Ten red cotton fibers from a plaid skirt like the one Melissa Brannen was wearing the night she vanished were found inside Caleb Hughes's car, Fairfax County's chief prosecutor said yesterday, during the third hearing this week in which significant clues to the state's case have been revealed.

Commonwealth's Attorney Robert F. Horan Jr. said that investigators have pieced together a duplicate of the outfit the 5-year-old girl wore to the Christmas party Dec. 3, 1989, where she was last seen. When Melissa disappeared from her Woodside apartment complex in Lorton, Horan said, she was wearing a blue Big Bird sweater and a red plaid skirt that came from the "Sesame Street" line sold by JCPenney.

"We're going to put on people who will testify they created this sweater," Horan said. He said they would describe how the clothing was made and testify to the trail it took from the mill to the middleman to JCPenney.

"The size of her outfit was 4 Toddler," Horan said. "Since the girl is no longer with us, we don't have her garment . . . . But we have a garment like it that was bought within a month after the outfit was bought for Melissa Brannen."

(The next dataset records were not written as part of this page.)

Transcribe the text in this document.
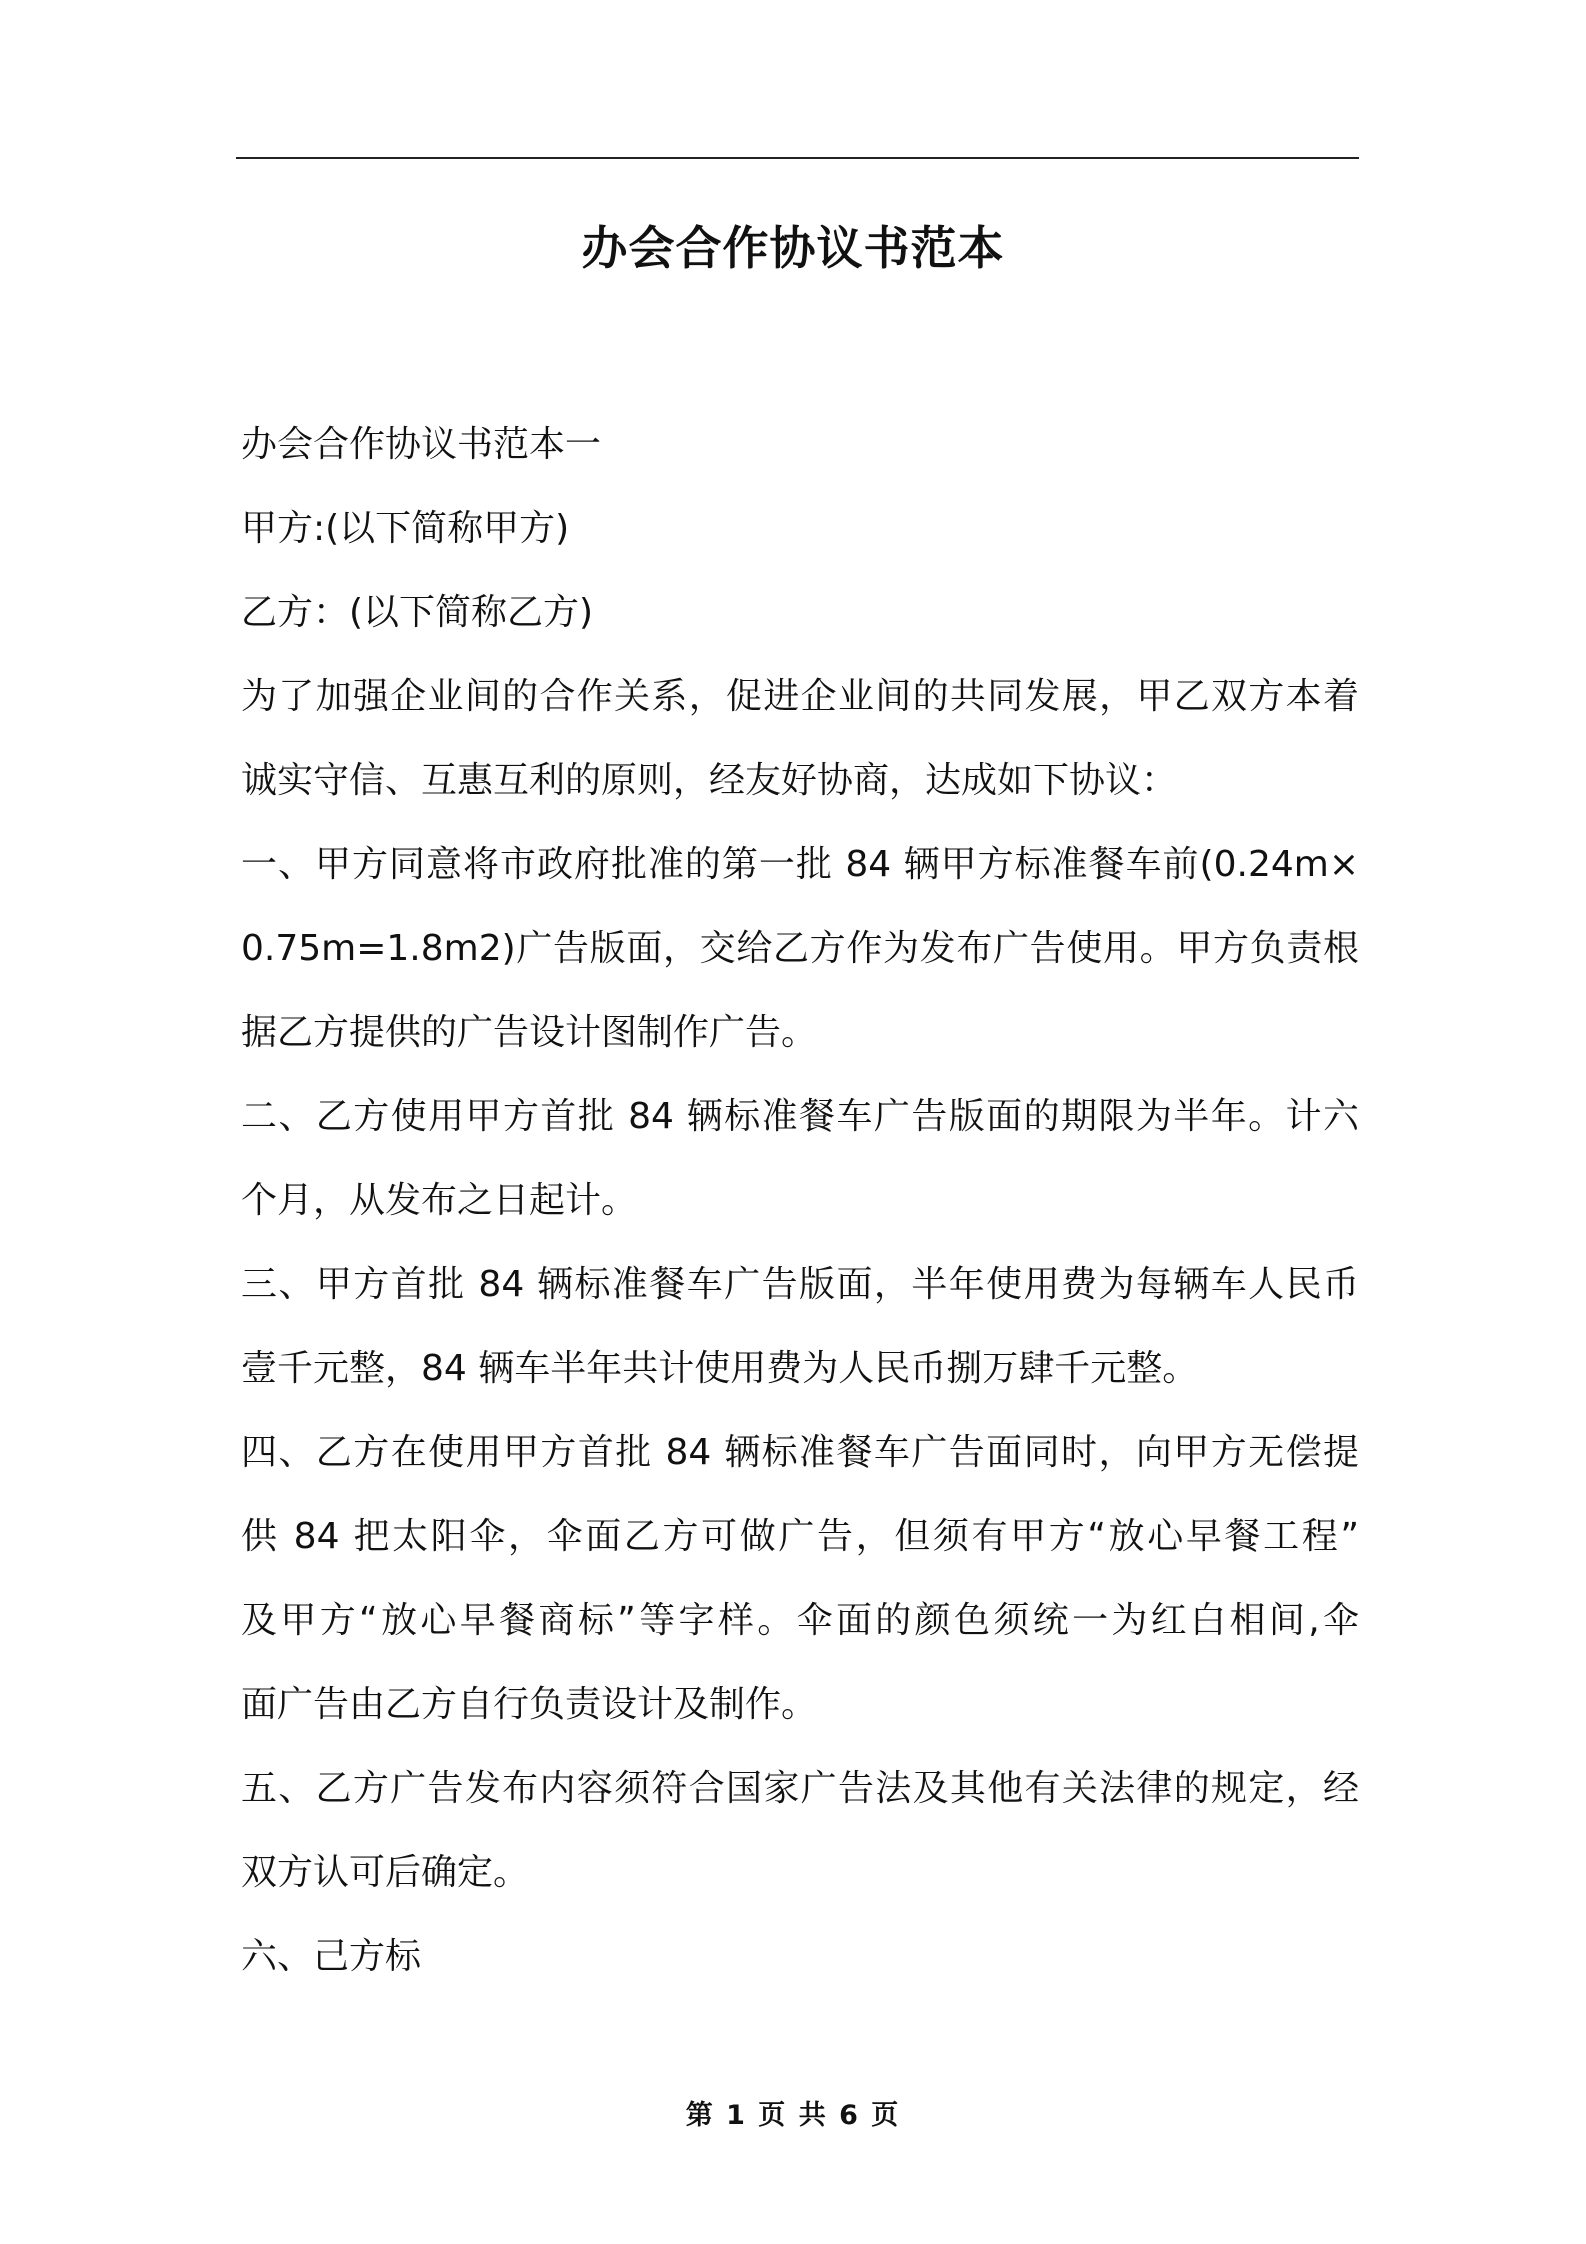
办会合作协议书范本
办会合作协议书范本一
甲方:(以下简称甲方)
乙方：(以下简称乙方)
为了加强企业间的合作关系，促进企业间的共同发展，甲乙双方本着
诚实守信、互惠互利的原则，经友好协商，达成如下协议：
一、甲方同意将市政府批准的第一批 84 辆甲方标准餐车前(0.24m×
0.75m=1.8m2)广告版面，交给乙方作为发布广告使用。甲方负责根
据乙方提供的广告设计图制作广告。
二、乙方使用甲方首批 84 辆标准餐车广告版面的期限为半年。计六
个月，从发布之日起计。
三、甲方首批 84 辆标准餐车广告版面，半年使用费为每辆车人民币
壹千元整，84 辆车半年共计使用费为人民币捌万肆千元整。
四、乙方在使用甲方首批 84 辆标准餐车广告面同时，向甲方无偿提
供 84 把太阳伞，伞面乙方可做广告，但须有甲方“放心早餐工程”
及甲方“放心早餐商标”等字样。伞面的颜色须统一为红白相间,伞
面广告由乙方自行负责设计及制作。
五、乙方广告发布内容须符合国家广告法及其他有关法律的规定，经
双方认可后确定。
六、己方标
第 1 页 共 6 页
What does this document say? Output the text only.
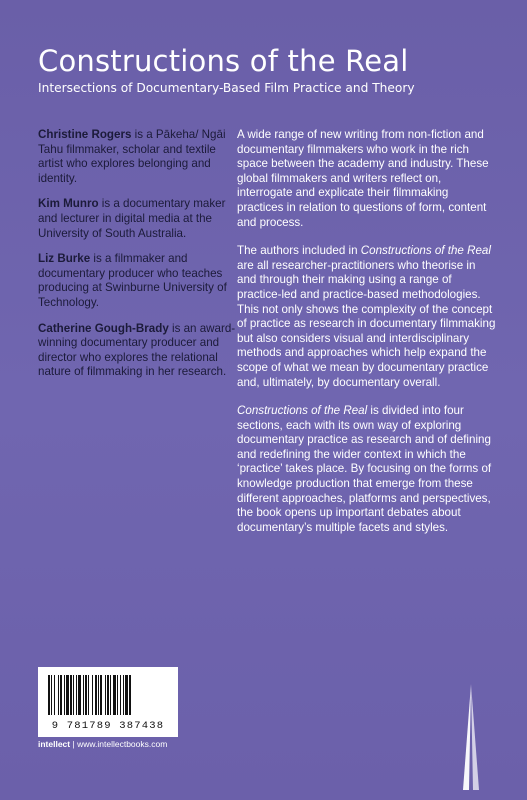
Constructions of the Real
Intersections of Documentary-Based Film Practice and Theory

Christine Rogers is a Pākeha/ Ngāi Tahu filmmaker, scholar and textile artist who explores belonging and identity.

Kim Munro is a documentary maker and lecturer in digital media at the University of South Australia.

Liz Burke is a filmmaker and documentary producer who teaches producing at Swinburne University of Technology.

Catherine Gough-Brady is an award-winning documentary producer and director who explores the relational nature of filmmaking in her research.

A wide range of new writing from non-fiction and documentary filmmakers who work in the rich space between the academy and industry. These global filmmakers and writers reflect on, interrogate and explicate their filmmaking practices in relation to questions of form, content and process.

The authors included in Constructions of the Real are all researcher-practitioners who theorise in and through their making using a range of practice-led and practice-based methodologies. This not only shows the complexity of the concept of practice as research in documentary filmmaking but also considers visual and interdisciplinary methods and approaches which help expand the scope of what we mean by documentary practice and, ultimately, by documentary overall.

Constructions of the Real is divided into four sections, each with its own way of exploring documentary practice as research and of defining and redefining the wider context in which the ‘practice’ takes place. By focusing on the forms of knowledge production that emerge from these different approaches, platforms and perspectives, the book opens up important debates about documentary’s multiple facets and styles.

9 781789 387438
intellect | www.intellectbooks.com
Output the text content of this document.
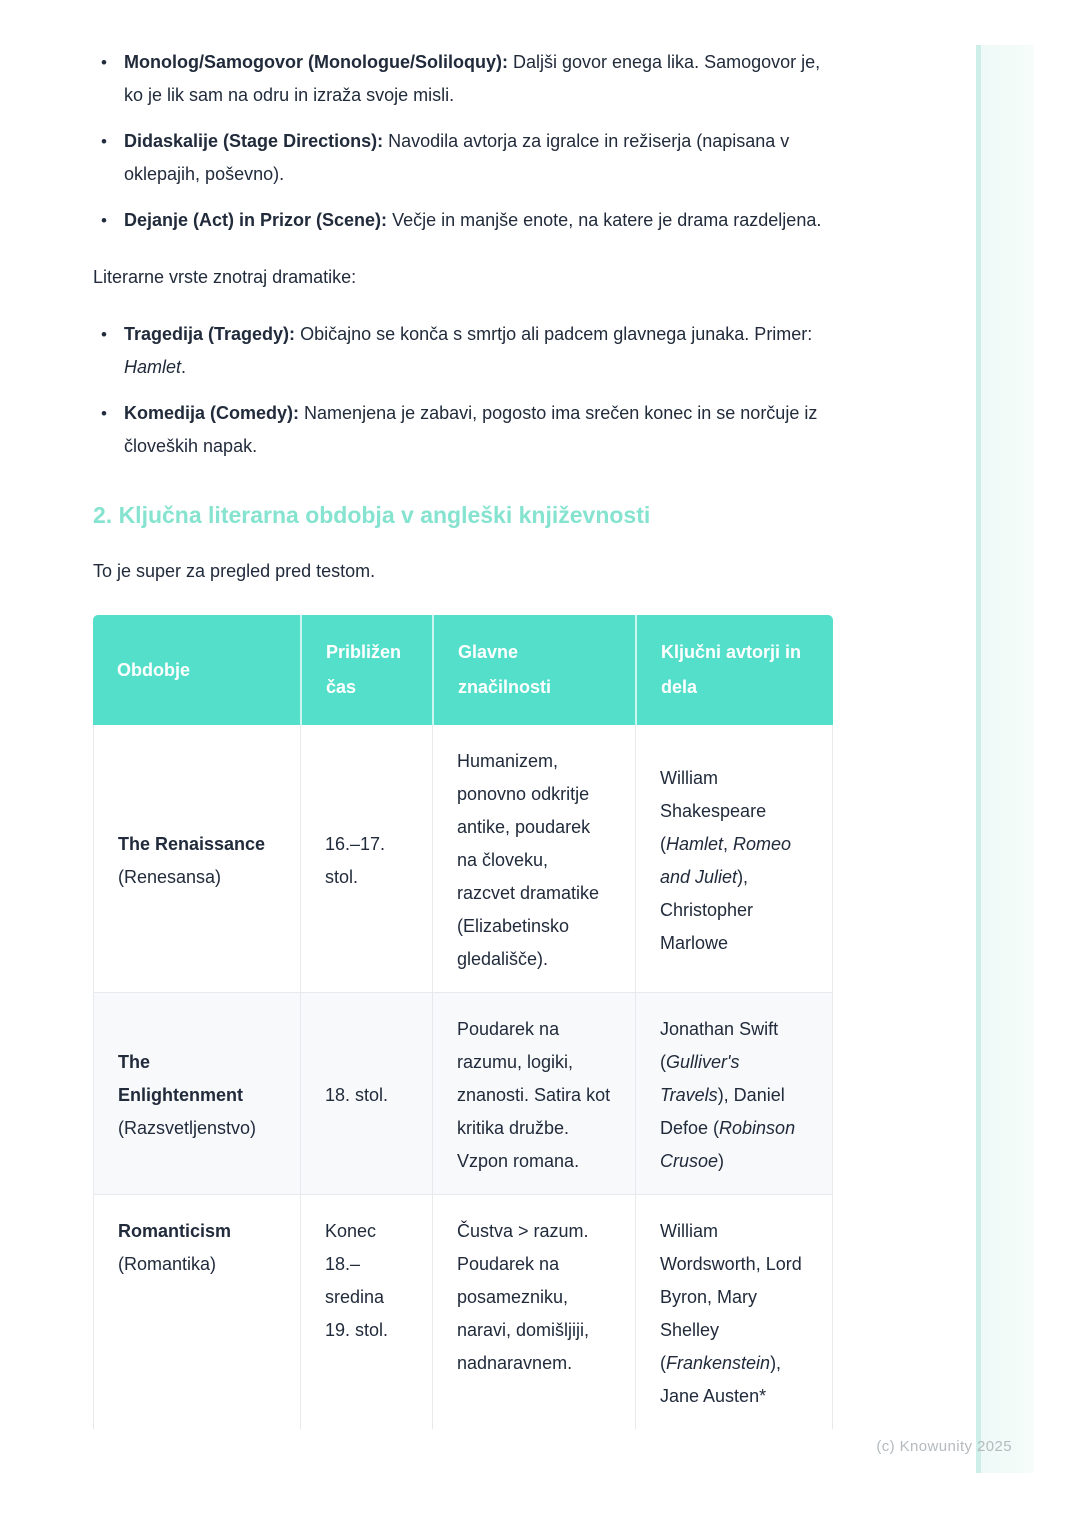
• Monolog/Samogovor (Monologue/Soliloquy): Daljši govor enega lika. Samogovor je, ko je lik sam na odru in izraža svoje misli.
• Didaskalije (Stage Directions): Navodila avtorja za igralce in režiserja (napisana v oklepajih, poševno).
• Dejanje (Act) in Prizor (Scene): Večje in manjše enote, na katere je drama razdeljena.

Literarne vrste znotraj dramatike:

• Tragedija (Tragedy): Običajno se konča s smrtjo ali padcem glavnega junaka. Primer: Hamlet.
• Komedija (Comedy): Namenjena je zabavi, pogosto ima srečen konec in se norčuje iz človeških napak.
2. Ključna literarna obdobja v angleški književnosti

To je super za pregled pred testom.

Obdobje	Približen čas	Glavne značilnosti	Ključni avtorji in dela

The Renaissance
(Renesansa)	16.–17. stol.	Humanizem, ponovno odkritje antike, poudarek na človeku, razcvet dramatike (Elizabetinsko gledališče).	William Shakespeare (Hamlet, Romeo and Juliet), Christopher Marlowe

The Enlightenment
(Razsvetljenstvo)	18. stol.	Poudarek na razumu, logiki, znanosti. Satira kot kritika družbe. Vzpon romana.	Jonathan Swift (Gulliver's Travels), Daniel Defoe (Robinson Crusoe)

Romanticism
(Romantika)	Konec 18.– sredina 19. stol.	Čustva > razum. Poudarek na posamezniku, naravi, domišljiji, nadnaravnem.	William Wordsworth, Lord Byron, Mary Shelley (Frankenstein), Jane Austen*
(c) Knowunity 2025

Hughes, 25, was indicted Nov. 19 on a charge of abduction with the intent to defile, a felony that carries a maximum sentence of life in prison. Horan has said that, after nearly a year of searching, he decided to charge Hughes with abduction rather than murder because no body has been found.

Horan has said that the state's case, which is scheduled to go to trial Feb. 25, will be mainly circumstantial and based on scientific evidence. The case has gripped the attention of area residents, who repeatedly saw televised home video footage of the young girl.

This week, components of the case have trickled into public awareness during hearings on discovery motions, in which Hughes's attorney has sought information on the evidence and experts Horan has assembled against his client.

On Tuesday, Horan said blue fibers found in Hughes's car appear to match fibers from the Big Bird sweater that Melissa was wearing. On Wednesday, Horan told a judge that an expert witness would testify that a human hair consistent with Melissa's was found in Hughes's car.

Defense lawyer Peter D. Greenspun, who is the Fairfax Bar Association president and was appointed to represent Hughes, said yesterday that he would not comment on the evidence.

On Wednesday, after Horan described the hair found in Hughes's car, Greenspun said, "A jury is going to look at the evidence in the courtroom, as it should. There is significant reason to doubt much of this evidence referred to during the course of legal arguments on legal issues . . . . It is unfair to draw any conclusion as to the strength of the commonwealth's case from . . . one hair."

Yesterday's hearing was prompted by a defense motion to compel the prosecutor to identify witnesses who will testify on how the fibers are made. Greenspun said he wanted the witnesses identified so that he could better prepare for the trial. "They insist on this shroud of secrecy," he said. "If they can prove it, let them prove it."

Greenspun has contended in motions that Horan has limited his access to physical evidence in the case. His motion yesterday was rejected by Circuit Court Judge Johanna L. Fitzpatrick.

Greenspun also filed a notice of alibi, in which he said that at the time of the abduction, "the defendant was at the Woodside Apartment Complex on Route 1 in Fairfax County, Virginia or allowing for differences in times and time estimates, may have been on Route 1."

The state has said the girl disappeared between 10 and 10:30 p.m. Dec. 3. Hughes was interviewed by investigators, and according to an affidavit filed in U.S. District Court in Alexandria, he could not give a clear account of where he was in the first two hours after Melissa's disappearance.

Hughes, who has sat silently during the hearings, has maintained his innocence.